第36回1000字小説バトル Entry18
レースのカーテンがふわりと膨らみ、ベッドで眠る我が子の頬を晩春の風が撫でた。
その風に嫉妬して、私は家事の手を休め、ベッドに近づき彼の頬にキスをする。
室内は陽の光に満たされ、全ての物が白いフィルターをかけたように明るく輝いている。
私は、ぐるりと部屋を見回してみた。
CDラックに置かれたぬいぐるみ。
ダブルベッドに、畳み掛けの洗濯物。
最近開いていないノートパソコン。
クリーニングからあがってきて、そのまま壁にかけっ放しの春物のコート。
どれだけ売っても譲っても何故か増えていく文庫本たち。
ウサギの可愛らしい絵が描かれた歩行器。
60℃で保温されているジャーポット。
夫が買った、私は使い方を知らないエスプレッソメーカー。
私たちの物に加えて、この子のために揃えた物も多い。
引っ越してきた時は広く見えたこの8畳間も、ずいぶんと物が増えた。
いやいや。子供がいるのだから、これからもっと、どんどん増えてゆくのだろう。
元来掃除があまり好きではない私は、心の中で小さくため息をついた。
ふと、考えたことがあった。
もう一度、室内を見回してみる。
この家には、いったいいくつの「物」があるのだろう。何百?いや、下手をしたら何千という数かも知れない。
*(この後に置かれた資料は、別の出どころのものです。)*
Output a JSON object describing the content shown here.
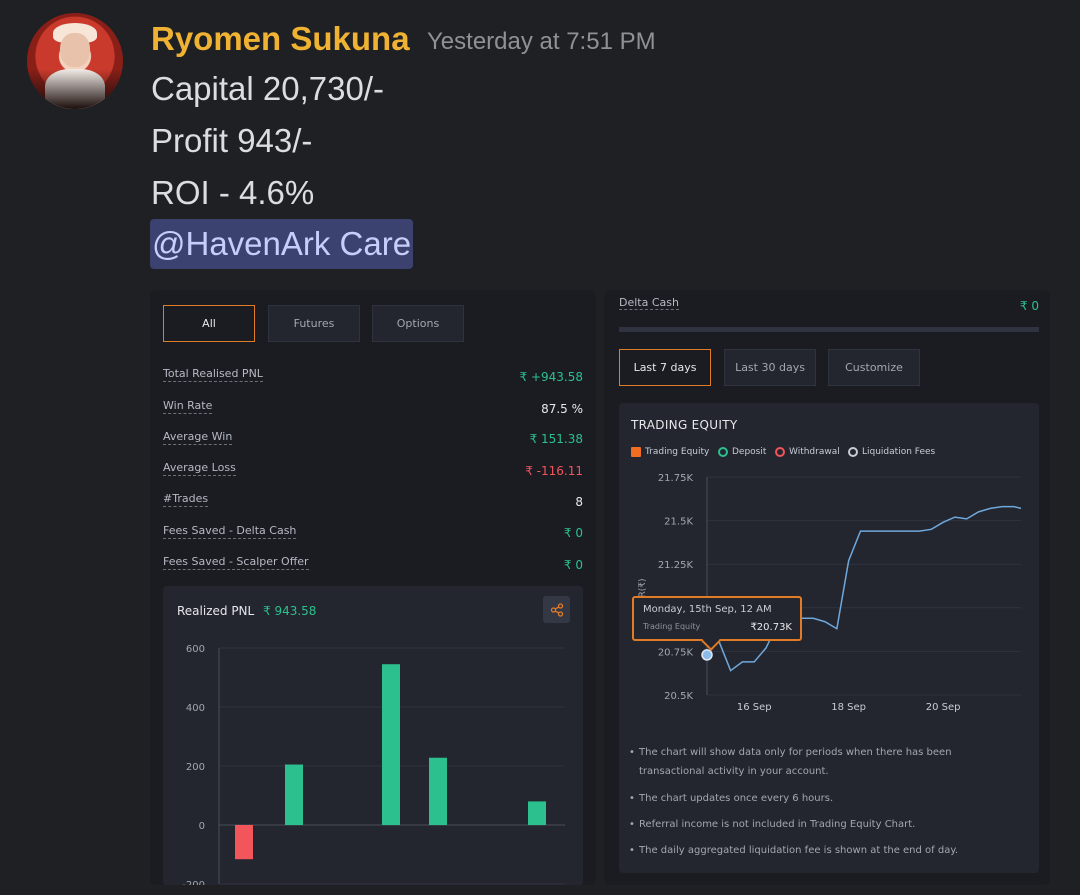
{
  "message": {
    "author": "Ryomen Sukuna",
    "timestamp": "Yesterday at 7:51 PM",
    "lines": [
      "Capital 20,730/-",
      "Profit 943/-",
      "ROI - 4.6%"
    ],
    "mention": "@HavenArk Care",
    "author_color": "#f0b232"
  },
  "left_panel": {
    "tabs": [
      "All",
      "Futures",
      "Options"
    ],
    "stats": [
      {
        "label": "Total Realised PNL",
        "value": "₹ +943.58"
      },
      {
        "label": "Win Rate",
        "value": "87.5 %"
      },
      {
        "label": "Average Win",
        "value": "₹ 151.38"
      },
      {
        "label": "Average Loss",
        "value": "₹ -116.11"
      },
      {
        "label": "#Trades",
        "value": "8"
      },
      {
        "label": "Fees Saved - Delta Cash",
        "value": "₹ 0"
      },
      {
        "label": "Fees Saved - Scalper Offer",
        "value": "₹ 0"
      }
    ],
    "pnl_card": {
      "title": "Realized PNL",
      "value": "₹ 943.58",
      "share_icon": "share-icon"
    }
  },
  "right_panel": {
    "delta_cash_label": "Delta Cash",
    "delta_cash_value": "₹ 0",
    "range_tabs": [
      "Last 7 days",
      "Last 30 days",
      "Customize"
    ],
    "equity_title": "TRADING EQUITY",
    "legend": [
      "Trading Equity",
      "Deposit",
      "Withdrawal",
      "Liquidation Fees"
    ],
    "y_axis_partial": "R(₹)",
    "tooltip": {
      "date": "Monday, 15th Sep, 12 AM",
      "label": "Trading Equity",
      "value": "₹20.73K"
    },
    "notes": [
      "The chart will show data only for periods when there has been transactional activity in your account.",
      "The chart updates once every 6 hours.",
      "Referral income is not included in Trading Equity Chart.",
      "The daily aggregated liquidation fee is shown at the end of day."
    ]
  },
  "colors": {
    "accent": "#e07b27",
    "positive": "#2cc08e",
    "negative": "#f2555a",
    "line": "#6fa8dc"
  },
  "chart_data": [
    {
      "type": "bar",
      "title": "Realized PNL",
      "yticks": [
        "600",
        "400",
        "200",
        "0",
        "-200"
      ],
      "ylim": [
        -200,
        600
      ],
      "values": [
        -116,
        205,
        545,
        228,
        80
      ],
      "grid": true
    },
    {
      "type": "line",
      "title": "TRADING EQUITY",
      "xticks": [
        "16 Sep",
        "18 Sep",
        "20 Sep"
      ],
      "yticks": [
        "21.75K",
        "21.5K",
        "21.25K",
        "21K",
        "20.75K",
        "20.5K"
      ],
      "ylim": [
        20500,
        21750
      ],
      "xlim": [
        15,
        21.65
      ],
      "series": [
        {
          "name": "Trading Equity",
          "x": [
            15,
            15.25,
            15.5,
            15.75,
            16,
            16.25,
            16.5,
            16.75,
            17,
            17.25,
            17.5,
            17.75,
            18,
            18.25,
            18.5,
            18.75,
            19,
            19.25,
            19.5,
            19.75,
            20,
            20.25,
            20.5,
            20.75,
            21,
            21.25,
            21.5,
            21.65
          ],
          "y": [
            20730,
            20810,
            20640,
            20690,
            20690,
            20770,
            20910,
            20930,
            20940,
            20940,
            20920,
            20880,
            21270,
            21440,
            21440,
            21440,
            21440,
            21440,
            21440,
            21450,
            21490,
            21520,
            21510,
            21550,
            21570,
            21580,
            21580,
            21570
          ]
        }
      ]
    }
  ]
}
でも、私たち大人は、それら全ての物の名前と使い方を知っている。だから、これだけ色んな物に囲まれても、別に圧倒される事は無い。
もし。もしもの話で。
ある日突然UFOに連れ去られて、全然知らないどこかの星に連れて行かれたとする。
宇宙人の家に案内されたとしても、目に入る物でその名前と用途を知っている物は、何一つとして無いのだ。
そんな世界を旅するのは、いったいどんな気分だろう。
好奇心などどこかに吹っ飛んでしまい、心細さと恐怖に襲われるのでは無かろうか。
彼が寝返りをうち、タオルケットから白い足が覗いた。
汗をかいていないか確認し、タオルケットを直す。
物心ついた時からずっと、私たちは色んな物を知り、色んな事を覚えてきたのだ。
何にも出来ない私、なんて思っていたけれど、この世で生きるために必要な最低限のことは、ずっと覚えながらここまで来たのだ。
そうやって考えると、大袈裟かも知れないけれど、自分という存在が少しだけ誇らしく思えた。
「そうね。先は長いけれど、あなたも頑張ってね」
小さな異邦の旅人に、私はもう一度キスをした。